L’ARTIGLIO DELLA PALOMBA - I GRANDI GIORNALI STANNO MORENDO PERCHÉ SONO FINITI IN MANO A MANAGER CHE CONSIDERANO I “PEZZI” SCRITTI MAGARI DA UN INVIATO CHE RISCHIA LA VITA COME FOSSERO SCATOLETTE AL SUPERMERCATO

Barbara Palombelli per "Il Foglio"

Fra i prepensionamenti coatti di Repubblica (80) e le svendite umane e immobiliari del Corriere e di Rcs, sta finendo un'epoca.

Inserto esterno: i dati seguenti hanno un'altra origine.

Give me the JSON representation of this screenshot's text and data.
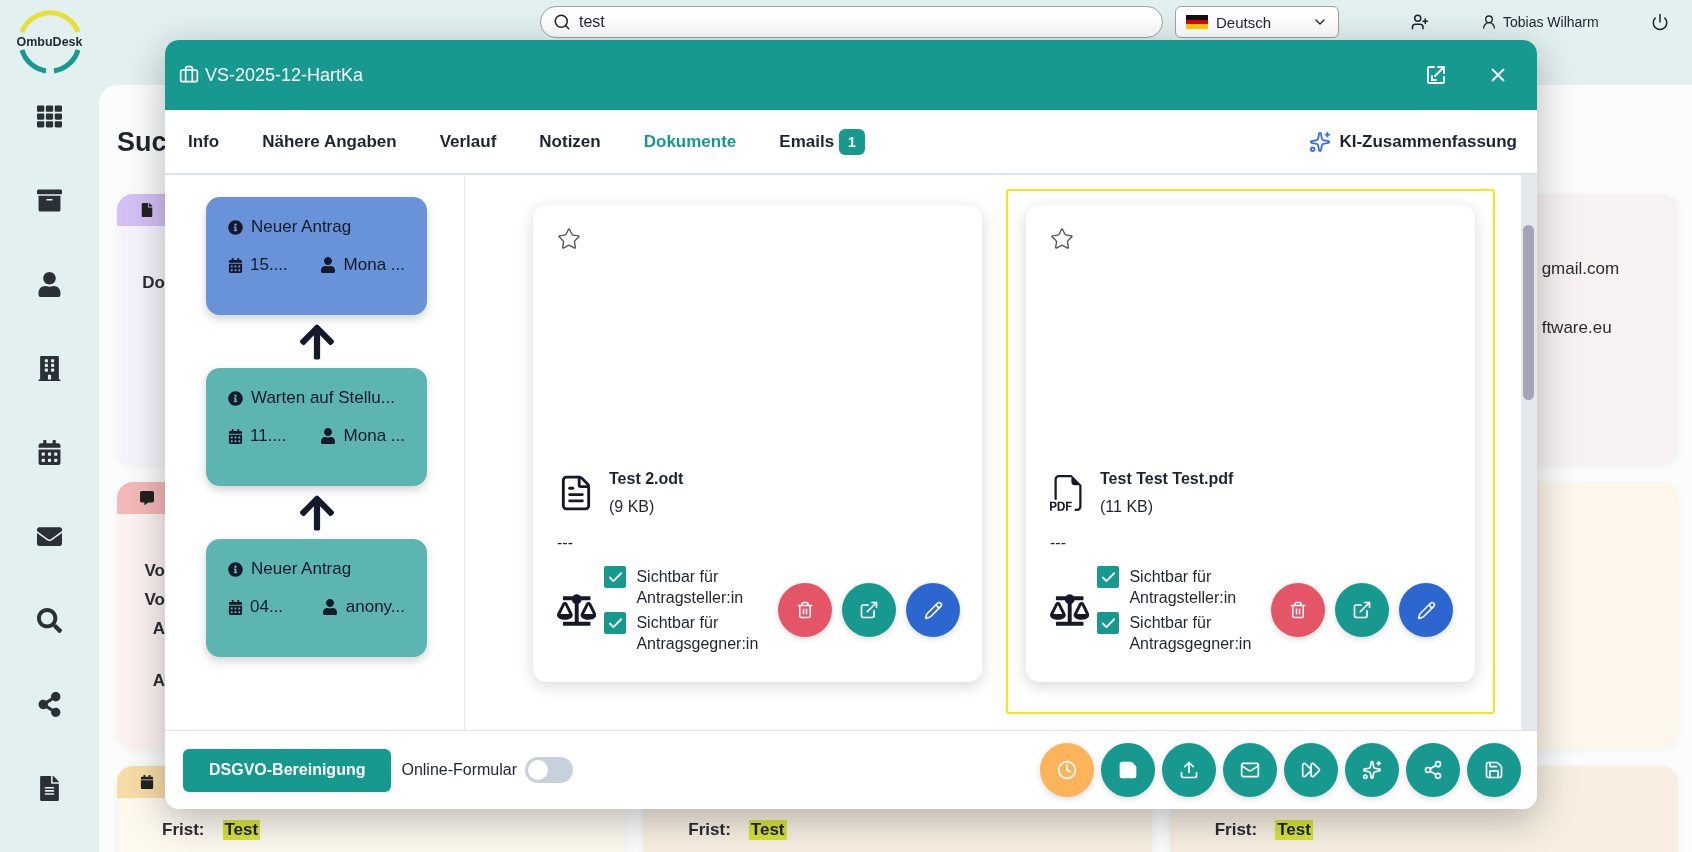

I grandi giornali vivono grandi crisi e le affrontano affidando a manager il compito di ridimensionare aziende, ambizioni, pagine e righe scritte.

I comitati di redazione che rappresentano il sindacato dei giornalisti, colpevoli di non avere capito in tempo cosa stava avvenendo nei consigli d'amministrazione, riescono a malapena a gestire gli scioperi. In silenzio, con dignità e dolore, una generazione intera - i nati dal 1952 al 1957 - lascerà il giornalismo attivo.

Chi si ricorda quanto hanno dato alle rispettive testate, in gioventù? Come si potranno calcolare - in cifre - le notti, le domeniche, le trasferte, le vite intere? Se ci fossero ancora gli editori, quelli che li hanno scelti e assunti quando non c'erano le scuole, gli stage, le specializzazioni universitarie, forse qualcuno reagirebbe alla strage di professionalità che sarà realizzata in questo autunno.

Scrivo di Repubblica e Corriere, dove ho lavorato per 10 e 8 anni meravigliosi, perché lì ho ancora pezzi di cuore, amici, riferimenti fondamentali per le rispettive esistenze. Abbiamo diviso amori, figli, tormenti e felicità. In competizione ogni minuto, poi tutti uniti quando erano in gioco la dignità della professione e la testata di appartenenza, come in ogni squadra che si rispetti.

Un'età dell'oro, da rimpiangere con nostalgia. E viene da ringraziare - oggi per allora, alla memoria - quei personaggi straordinari che furono e sono stati gli editori. Una specie ormai estinta, come i dinosauri.

Ci si incontra, ogni tanto, fra colleghi e si scherza con i ricordi. Avere ballato con Mimma Mondadori, Mario e Cristina Formenton, alle feste di Panorama - settimanale che macinava utili come niente fosse - oggi sembra un film sfocato, in bianco e nero... Eppure è successo a tanti, non solo a me. Era il mestiere più bello del mondo, per esempio, per Carlo Caracciolo. Voleva sempre informarsi, curiosare, sapeva che ogni mattina la Repubblica gli avrebbe regalato comunque delle emozioni.

Lo vedevi ridere di gusto alle mascalzonate che combinavano i ragazzi di Eugenio Scalfari. Puro divertimento era incontrare proprio il Fondatore, editore-direttore, alla cena con il politico che l'indomani il quotidiano avrebbe fatto a fette... Sembravano due pischelli Gianni Agnelli e Cesare Romiti quando raccontavano i pettegolezzi che Paolo Mieli, allora direttore del Corriere, aveva regalato loro al mattino presto.

Gli editori frequentavano, invitavano, parlavano con i giornalisti - Carlo De Benedetti e Claudio Rinaldi, direttore prima di Panorama e poi dell'Espresso erano diventati dei veri amici - vivevano nel mondo. Non esagero se racconto i giornali come il paradiso terrestre, gli editori come i sovrani - a volte anche capricciosi - di quel regno, abitato da cronisti spesso libertini, trasgressivi, sempre con una storia (vera o finta che fosse) da raccontare per stupire.

Oggi, i manager che hanno nelle mani i destini dell'informazione scritta e di tante famiglie, compulsano elenchi di nomi, contributi versati all'Inpgi e fanno conteggi. Non li conosce e non li frequenta nessuno, considerano i "pezzi" scritti magari da un inviato che rischia la vita come fossero scatolette al supermercato. E forse proprio per questo i grandi giornali soffrono la crisi in modo così devastante.